The demand remains strong
In all corners of the German capital, the real estate trend leans on the same side in 2017; an ever growing demand together with a chronic shortage of new properties of the market. This is quite straightforward to understand; Berlin’s renewal & rebirth as a metropolis is still well under way. Long gone are the years when one could argue and doubt over the long-term prospects of the current economic and demographic explosion. The unemployment rate keeps on falling and every year, 30 000 to 40 000 additional souls are moving to Berlin.
Foreign investors from Russia, China or Switzerland are keen and continue to contribute to the current upwards trend on prices.
2 trends for the real estate market in Berlin for 2017: more construction & rehabilitation projects
Berlin’s senate is trying to find solutions to the extrem tension on the market. A real task force has been set up in order to speed up building permit approval rates and identify any empty lot that could be used for housing projects in the near future. To date, permits for 50 000 housing units have been granted. Other locations for an additional 150 000 have been identified, particularly inside the Ring, where demand is the strongest.

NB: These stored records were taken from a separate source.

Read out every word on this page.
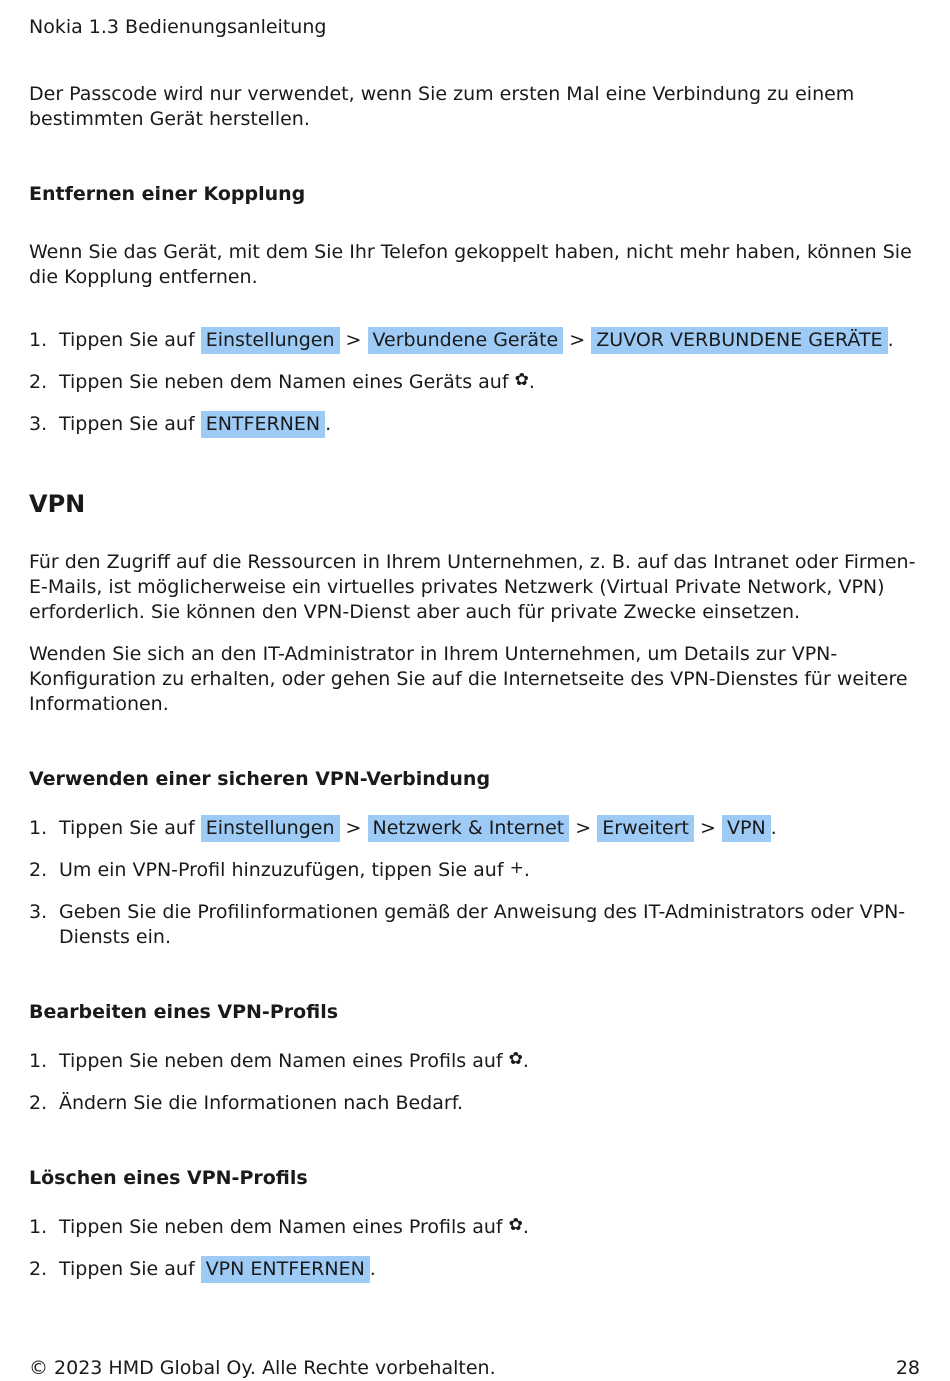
Nokia 1.3 Bedienungsanleitung

Der Passcode wird nur verwendet, wenn Sie zum ersten Mal eine Verbindung zu einem bestimmten Gerät herstellen.

Entfernen einer Kopplung

Wenn Sie das Gerät, mit dem Sie Ihr Telefon gekoppelt haben, nicht mehr haben, können Sie die Kopplung entfernen.

1. Tippen Sie auf Einstellungen > Verbundene Geräte > ZUVOR VERBUNDENE GERÄTE .
2. Tippen Sie neben dem Namen eines Geräts auf ✿.
3. Tippen Sie auf ENTFERNEN .
VPN

Für den Zugriff auf die Ressourcen in Ihrem Unternehmen, z. B. auf das Intranet oder Firmen-E-Mails, ist möglicherweise ein virtuelles privates Netzwerk (Virtual Private Network, VPN) erforderlich. Sie können den VPN-Dienst aber auch für private Zwecke einsetzen.

Wenden Sie sich an den IT-Administrator in Ihrem Unternehmen, um Details zur VPN-Konfiguration zu erhalten, oder gehen Sie auf die Internetseite des VPN-Dienstes für weitere Informationen.

Verwenden einer sicheren VPN-Verbindung
1. Tippen Sie auf Einstellungen > Netzwerk & Internet > Erweitert > VPN .
2. Um ein VPN-Profil hinzuzufügen, tippen Sie auf +.
3. Geben Sie die Profilinformationen gemäß der Anweisung des IT-Administrators oder VPN-Diensts ein.
Bearbeiten eines VPN-Profils
1. Tippen Sie neben dem Namen eines Profils auf ✿.
2. Ändern Sie die Informationen nach Bedarf.
Löschen eines VPN-Profils
1. Tippen Sie neben dem Namen eines Profils auf ✿.
2. Tippen Sie auf VPN ENTFERNEN .
© 2023 HMD Global Oy. Alle Rechte vorbehalten.	28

Another trend trying to answer to the lack of properties on the market is to put more and more investment in refurbishing & rehabilitating previously unconsidered spaces such attics & sheds. This type of property is more and more visible and it allows to add another level on older buildings. It is interesting to see that there is a stronger demand on properties on the ground floor, particularly for older tenants who might want to avoid the stairs altogether. It also sometimes comes with a small garden or patio.

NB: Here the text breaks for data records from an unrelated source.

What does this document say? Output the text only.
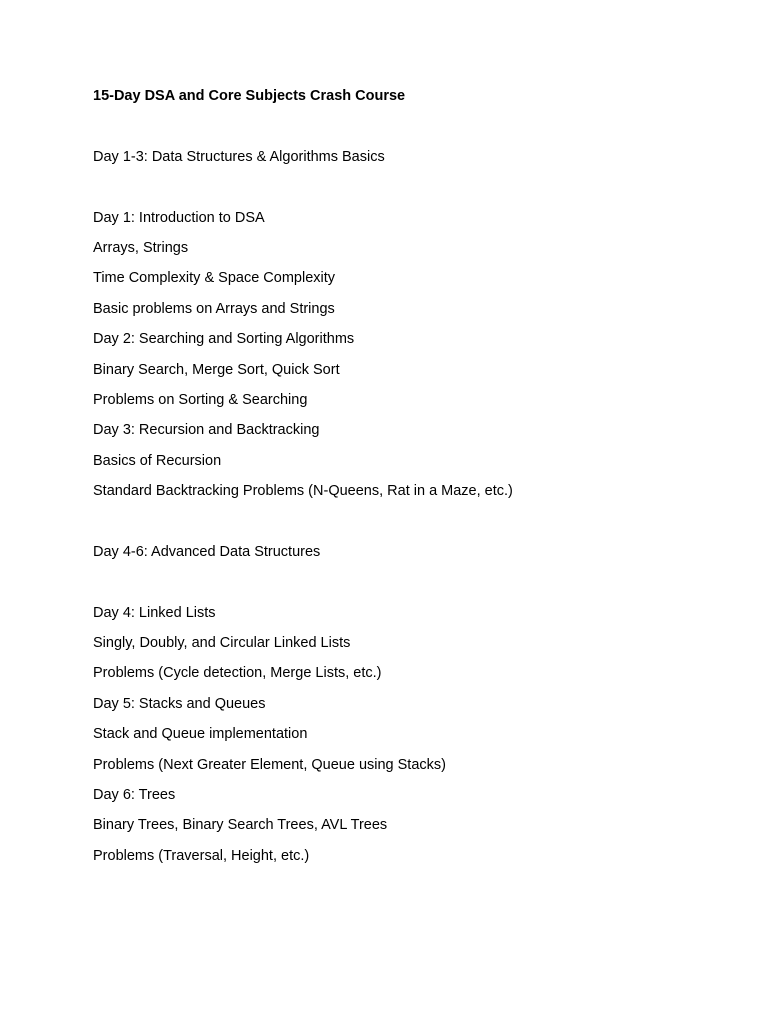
15-Day DSA and Core Subjects Crash Course
Day 1-3: Data Structures & Algorithms Basics
Day 1: Introduction to DSA
Arrays, Strings
Time Complexity & Space Complexity
Basic problems on Arrays and Strings
Day 2: Searching and Sorting Algorithms
Binary Search, Merge Sort, Quick Sort
Problems on Sorting & Searching
Day 3: Recursion and Backtracking
Basics of Recursion
Standard Backtracking Problems (N-Queens, Rat in a Maze, etc.)
Day 4-6: Advanced Data Structures
Day 4: Linked Lists
Singly, Doubly, and Circular Linked Lists
Problems (Cycle detection, Merge Lists, etc.)
Day 5: Stacks and Queues
Stack and Queue implementation
Problems (Next Greater Element, Queue using Stacks)
Day 6: Trees
Binary Trees, Binary Search Trees, AVL Trees
Problems (Traversal, Height, etc.)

The watchful eye of public authorities
Berlin continues to come up with ways to limit the increase of rent prices in 2017. In some districts, it has almost doubled in a few years only. The city hall wants to protect tenants from the ongoing estate boom. Regulatory tools such as the “Milieuschutz” or a law limiting rent increase on some new contracts can limit yield in some cases. It is therefore important to also include those new parameters when looking into investing. However, one can still expect yields between 2,5% and 4% with an average rent (“Nettokaltmiete”) around €10.74 in Berlin.
Price Development in Berlin Real Estate Market
Interesting districts to explore in Berlin in 2017
It is now a well-known fact: all districts located within the Ring are very much sought-after. There is a renewed interest in western districts like Charlottenburg, which has been put in the background the past few years, while everyone rushed to contribute to the eastern districts’ gentrification (in Kreuzberg & Prenzlauer Berg for example). Friedrichshain is still very popular, even though prices have sharply been rising. In 2017 however, our attention shifts to more peripheral districts such as Alt-Treptow, Köpenick or Öberschöneweide. They all have in common a very good connection to the city center as well as a more quiet residential lifestyle. Each has also a unique atmosphere and self-contained life.
The German capital remains a dynamic and solid bet with the upcoming real estate trends in Berlin for 2017. Berlin continues to convince foreign and local investors alike thanks to stable long-term prospects and prices on the rise.